As we start the long, hard road to recovery from the COVID-19 pandemic, and continue the fight for social justice and equity in this country, we must lift all of those around us as we climb. As we rebuild our communities and businesses and bring events and groups back together, we must incorporate this tenant of human rights and educate ourselves on how to be better humanitarians. The resources are there, including the UN Sustainable Development Goals, EIC Sustainability Certifications – both offer guidance on diversity, equity and inclusion for sustainable event management. In addition, we have compiled a shortlist of practices that you can start implementing to promote greater diversity and inclusion at your events, to be part of the change.
- Develop a sustainability policy that includes language to support diversity, inclusivity and accessibility. This policy should include guidance in giving preference to diverse suppliers and vendors such as certified women and or minority-owned business. Start with registration by including questions regarding attendee accessibility and dietary needs.
- Start with registration by including questions regarding attendee accessibility and dietary needs.
- Confirm the event website and registration process meet accessibility needs with alternative formats available.
- Offer gender-inclusive options during registration or refrain from requesting gender information. Make sure to include on name badges, as well!
- Make sure marketing materials reflect people with diverse ethnicities, age, mobility and religions.
- Re-design your event planning committee to reflect diverse representation. How about your panels and speaker sessions? Don’t fall prey to “manels,” i.e., all-male panels that are primarily Caucasian.
- Make sure your educational programming includes sessions that address diversity for your industry or organization. Consider offering diversity networking opportunities such as happy hours, luncheons, etc.
- Include accessibility questions and criteria in your venue and accommodation selection. Review room sets and ancillary events to ensure they are easily navigable by people with disabilities.
- Design sessions to accommodate hearing-impaired delegates by offering captioning, listening devices, and/or sign language interpreters.
- When choosing F&B menus, make sure to consider religious and dietary preferences.
- Accommodate the needs of delegates by offering comfortable rooms for nursing and worship. If not already in place at the venue, designate some gender-neutral bathrooms.
- Train all staff on how to identify and report victims of human trafficking.

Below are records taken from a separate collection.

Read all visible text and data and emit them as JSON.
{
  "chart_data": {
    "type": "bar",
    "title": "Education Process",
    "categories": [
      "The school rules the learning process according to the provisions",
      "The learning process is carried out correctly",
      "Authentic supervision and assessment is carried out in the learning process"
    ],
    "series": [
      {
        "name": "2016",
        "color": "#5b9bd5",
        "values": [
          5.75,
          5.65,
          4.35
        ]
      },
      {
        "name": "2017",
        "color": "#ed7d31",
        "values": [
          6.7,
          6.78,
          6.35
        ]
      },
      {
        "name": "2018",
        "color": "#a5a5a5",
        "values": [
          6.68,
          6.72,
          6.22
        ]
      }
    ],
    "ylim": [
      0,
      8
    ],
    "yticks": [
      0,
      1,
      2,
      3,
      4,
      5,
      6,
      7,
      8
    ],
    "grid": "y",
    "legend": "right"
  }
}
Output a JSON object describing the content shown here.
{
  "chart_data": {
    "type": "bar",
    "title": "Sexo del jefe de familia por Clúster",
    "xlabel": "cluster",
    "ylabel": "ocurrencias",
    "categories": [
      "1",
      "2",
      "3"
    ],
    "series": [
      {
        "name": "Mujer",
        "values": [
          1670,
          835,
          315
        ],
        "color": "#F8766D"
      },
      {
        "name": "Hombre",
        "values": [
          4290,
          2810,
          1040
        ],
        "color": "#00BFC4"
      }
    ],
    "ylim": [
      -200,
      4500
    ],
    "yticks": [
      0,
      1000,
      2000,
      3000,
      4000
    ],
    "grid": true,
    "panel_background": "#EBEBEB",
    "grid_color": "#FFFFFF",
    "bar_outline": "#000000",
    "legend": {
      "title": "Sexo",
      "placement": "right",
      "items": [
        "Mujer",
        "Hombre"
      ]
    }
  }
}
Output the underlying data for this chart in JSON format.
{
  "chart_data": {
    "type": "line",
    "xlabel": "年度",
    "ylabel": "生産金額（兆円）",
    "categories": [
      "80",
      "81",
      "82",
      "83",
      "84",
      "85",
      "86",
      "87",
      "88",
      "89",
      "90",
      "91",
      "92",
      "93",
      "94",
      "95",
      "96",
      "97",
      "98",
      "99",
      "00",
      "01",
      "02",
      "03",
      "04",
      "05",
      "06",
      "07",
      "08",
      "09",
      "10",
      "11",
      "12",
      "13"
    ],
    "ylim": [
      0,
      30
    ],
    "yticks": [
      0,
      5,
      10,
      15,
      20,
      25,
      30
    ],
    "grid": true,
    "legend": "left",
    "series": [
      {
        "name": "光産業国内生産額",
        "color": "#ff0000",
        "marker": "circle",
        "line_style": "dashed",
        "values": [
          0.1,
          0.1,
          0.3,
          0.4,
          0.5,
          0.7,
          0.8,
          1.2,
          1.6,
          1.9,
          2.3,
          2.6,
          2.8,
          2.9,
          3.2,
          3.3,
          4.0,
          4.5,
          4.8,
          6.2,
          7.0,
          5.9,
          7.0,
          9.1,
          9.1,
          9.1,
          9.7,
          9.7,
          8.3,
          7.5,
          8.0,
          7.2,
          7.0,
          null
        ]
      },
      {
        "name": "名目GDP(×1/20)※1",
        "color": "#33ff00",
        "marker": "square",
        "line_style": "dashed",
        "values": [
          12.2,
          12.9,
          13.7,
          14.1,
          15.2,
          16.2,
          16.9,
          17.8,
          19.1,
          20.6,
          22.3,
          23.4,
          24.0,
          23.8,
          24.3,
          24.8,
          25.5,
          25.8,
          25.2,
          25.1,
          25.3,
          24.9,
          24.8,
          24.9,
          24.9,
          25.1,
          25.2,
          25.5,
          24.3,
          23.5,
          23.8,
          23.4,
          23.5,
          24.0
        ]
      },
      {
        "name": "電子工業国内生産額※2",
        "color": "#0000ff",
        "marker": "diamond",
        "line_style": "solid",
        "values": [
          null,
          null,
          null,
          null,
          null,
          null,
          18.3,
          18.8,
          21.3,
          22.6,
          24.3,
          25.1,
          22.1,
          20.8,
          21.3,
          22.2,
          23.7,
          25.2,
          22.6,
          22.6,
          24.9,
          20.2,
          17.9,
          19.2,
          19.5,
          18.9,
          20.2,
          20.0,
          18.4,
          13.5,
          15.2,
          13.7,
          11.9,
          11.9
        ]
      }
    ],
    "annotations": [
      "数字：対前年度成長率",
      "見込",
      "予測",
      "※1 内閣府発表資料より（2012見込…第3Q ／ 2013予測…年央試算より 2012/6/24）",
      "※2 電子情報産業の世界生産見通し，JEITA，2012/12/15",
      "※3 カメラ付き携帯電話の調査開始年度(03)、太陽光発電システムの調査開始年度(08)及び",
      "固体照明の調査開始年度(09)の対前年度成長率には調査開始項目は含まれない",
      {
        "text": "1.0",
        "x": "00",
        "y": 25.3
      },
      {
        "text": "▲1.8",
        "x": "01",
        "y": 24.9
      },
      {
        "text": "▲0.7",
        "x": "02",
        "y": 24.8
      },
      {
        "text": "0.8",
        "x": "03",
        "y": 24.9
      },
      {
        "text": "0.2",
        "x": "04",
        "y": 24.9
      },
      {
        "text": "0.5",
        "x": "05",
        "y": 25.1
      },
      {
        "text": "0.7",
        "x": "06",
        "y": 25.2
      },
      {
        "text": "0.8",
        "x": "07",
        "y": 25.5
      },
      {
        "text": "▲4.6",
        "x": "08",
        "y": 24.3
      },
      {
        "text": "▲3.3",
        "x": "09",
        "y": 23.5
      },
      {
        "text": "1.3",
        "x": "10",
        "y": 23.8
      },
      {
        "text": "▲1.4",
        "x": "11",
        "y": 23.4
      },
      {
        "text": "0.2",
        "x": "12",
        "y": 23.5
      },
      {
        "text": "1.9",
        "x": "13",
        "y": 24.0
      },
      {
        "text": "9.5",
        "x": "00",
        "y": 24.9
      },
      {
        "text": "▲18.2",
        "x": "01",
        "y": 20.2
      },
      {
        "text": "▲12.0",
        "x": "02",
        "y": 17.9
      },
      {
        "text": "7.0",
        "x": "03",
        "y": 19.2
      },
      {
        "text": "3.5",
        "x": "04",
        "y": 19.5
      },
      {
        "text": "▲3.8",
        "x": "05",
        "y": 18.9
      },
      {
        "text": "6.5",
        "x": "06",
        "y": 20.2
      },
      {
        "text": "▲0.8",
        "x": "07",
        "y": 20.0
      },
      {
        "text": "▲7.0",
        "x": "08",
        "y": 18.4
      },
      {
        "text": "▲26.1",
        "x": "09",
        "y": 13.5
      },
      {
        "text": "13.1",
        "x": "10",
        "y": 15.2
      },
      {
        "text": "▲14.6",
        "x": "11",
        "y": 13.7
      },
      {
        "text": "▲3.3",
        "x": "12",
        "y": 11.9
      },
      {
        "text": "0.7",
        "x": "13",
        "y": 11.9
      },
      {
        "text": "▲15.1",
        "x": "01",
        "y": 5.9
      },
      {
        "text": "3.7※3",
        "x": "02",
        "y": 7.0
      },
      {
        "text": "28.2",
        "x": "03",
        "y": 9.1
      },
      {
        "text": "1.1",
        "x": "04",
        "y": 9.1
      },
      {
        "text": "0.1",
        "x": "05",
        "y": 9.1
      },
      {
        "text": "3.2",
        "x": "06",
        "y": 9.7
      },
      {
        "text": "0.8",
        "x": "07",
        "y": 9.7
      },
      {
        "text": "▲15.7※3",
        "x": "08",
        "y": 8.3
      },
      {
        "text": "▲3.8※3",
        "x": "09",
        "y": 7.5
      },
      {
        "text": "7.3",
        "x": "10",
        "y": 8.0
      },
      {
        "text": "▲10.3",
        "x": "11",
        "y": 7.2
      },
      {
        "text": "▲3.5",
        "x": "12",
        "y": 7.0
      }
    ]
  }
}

In writing these thoughts, I Googled the words “lift as we climb.” I was pleasantly surprised to find out that this powerful phrase was penned by Mary Church Terrell, the first president of the National Association of Colored Women. As one of the most important women’s clubs of all time, it was formed by black women in 1896 for the advancement and empowerment of black communities
I find it incredibly meaningful that this phrase, which I took from a keynote on sustainability, actually came from a group of black women who were fighting to stop racial injustice more than 200 years ago. As we face what we hope will be a crucial turning point in our society, I am frustrated that Terrell’s words, which do bring me hope, are still as relevant a rallying cry today as they were then. We can and must do better.
It’s difficult not to feel scared or powerless when faced with a daunting challenge such as overcoming systematic oppression, but we can all play a role in working together to create change. This includes having tough conversations with our children, standing up when we witness injustice, fostering respectful dialogues with others with whom we disagree, and figuring out how we can implement change in our work. By acting intentionally to achieve the goal of sustainable events that support social justice, inclusivity and diversity, we as an industry will lift as we climb – together.